When a country is at a crossroads, where dissenting voices are begging to be heard and where a people are increasingly getting disillusioned by a government decision to act on that descent, then we have a major problem.
Linus Kaikai, an exemplary journalist of repute and the current chairperson of the Kenya Editors Guild, would not, by virtue of his professionalism as we know it, cry wolf just for the sake of it.
It has taken immense courage and, in my view, studious valour for Kaikai to dare the eye of the storm and speak out the hard truths of how the Jubilee government is embarking on muzzling freedom of the press.
NO THREATS TO MEDIA?
So we were not initially privy to the details of this concerning meeting at State House last week where apparently the Jubilee government led by President Uhuru Kenyatta took a jibe at the media, warned them against covering Nasa’s planned “swearing in” of Raila Odinga and threatened to shut down any station that dares to do so.
On Tuesday, January 30, those very same threats indeed came to pass with the shutting down of Citizen TV and NTV and god knows who else will follow!
There was almost instant opposition to Kakai’s statement.
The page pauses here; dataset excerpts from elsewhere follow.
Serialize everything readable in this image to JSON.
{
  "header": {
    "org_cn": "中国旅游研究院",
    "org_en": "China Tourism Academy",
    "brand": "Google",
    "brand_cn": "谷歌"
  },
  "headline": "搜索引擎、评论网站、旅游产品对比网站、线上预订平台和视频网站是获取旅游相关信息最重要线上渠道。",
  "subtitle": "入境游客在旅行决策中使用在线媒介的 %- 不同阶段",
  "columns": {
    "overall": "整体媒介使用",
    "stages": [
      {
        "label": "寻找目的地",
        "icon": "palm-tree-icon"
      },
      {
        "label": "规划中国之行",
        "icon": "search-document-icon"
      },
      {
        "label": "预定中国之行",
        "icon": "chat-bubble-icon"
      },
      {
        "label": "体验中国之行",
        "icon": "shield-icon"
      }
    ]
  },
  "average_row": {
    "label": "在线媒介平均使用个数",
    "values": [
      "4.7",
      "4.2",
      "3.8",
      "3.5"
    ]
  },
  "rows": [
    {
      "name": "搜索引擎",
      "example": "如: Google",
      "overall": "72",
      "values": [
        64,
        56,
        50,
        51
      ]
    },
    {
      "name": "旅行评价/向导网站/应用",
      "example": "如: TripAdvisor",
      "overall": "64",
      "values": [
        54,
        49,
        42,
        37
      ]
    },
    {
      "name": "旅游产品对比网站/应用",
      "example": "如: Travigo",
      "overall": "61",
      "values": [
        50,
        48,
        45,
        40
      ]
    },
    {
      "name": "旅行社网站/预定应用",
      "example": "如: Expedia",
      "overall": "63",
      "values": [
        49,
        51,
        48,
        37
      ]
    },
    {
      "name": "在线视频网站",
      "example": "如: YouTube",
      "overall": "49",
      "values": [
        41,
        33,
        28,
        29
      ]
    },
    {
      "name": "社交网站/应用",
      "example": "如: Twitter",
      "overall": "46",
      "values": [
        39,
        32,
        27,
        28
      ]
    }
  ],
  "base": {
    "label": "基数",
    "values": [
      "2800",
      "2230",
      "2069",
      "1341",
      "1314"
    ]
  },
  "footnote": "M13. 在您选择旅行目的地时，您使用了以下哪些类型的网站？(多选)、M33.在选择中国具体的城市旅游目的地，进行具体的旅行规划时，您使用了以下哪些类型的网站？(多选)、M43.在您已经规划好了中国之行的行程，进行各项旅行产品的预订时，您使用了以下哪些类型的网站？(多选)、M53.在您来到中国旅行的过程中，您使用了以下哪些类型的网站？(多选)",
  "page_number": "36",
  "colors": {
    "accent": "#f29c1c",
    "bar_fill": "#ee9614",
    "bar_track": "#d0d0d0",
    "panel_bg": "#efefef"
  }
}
The protest, interestingly, came from the Guild’s vice-chairperson, Samuel Maina.
Maina works for the state broadcaster KBC and according to him, “At no point were any threats issued to media houses or any ultimatums given on how we choose to broadcast matters of public interest, or those relating to the current political situation in the country”.
Now that the TV stations have been shut down, could this then refresh Maina’s memory on what might have actually transpired at State House?
There is a rather curious wave of repression sniffing into the country that would be detrimental to our perceived progressive democracy.
Where a dissenting voice is determined to be heard, there seems to be a choreographed iron-fisted reaction to clamp it down. Where the space for free expression and access to information is guaranteed then it becomes the direct target of those who want to suppress it.
The media in this country, though it continues to be politically demonized, has worked tirelessly to ensure the democratic space is safeguarded and accessible. In Africa today, Kenya is one of the luminary countries with a commendable and vibrant media through whose crusades a trail of social, political and economic anomalies have been unveiled, pursued and resolved.
Casual interactions with media colleagues from the continent and beyond are marked by awe and admiration for how the media in Kenya has braved the tumultuous waters of political interference and media capture and delivered on its mandate.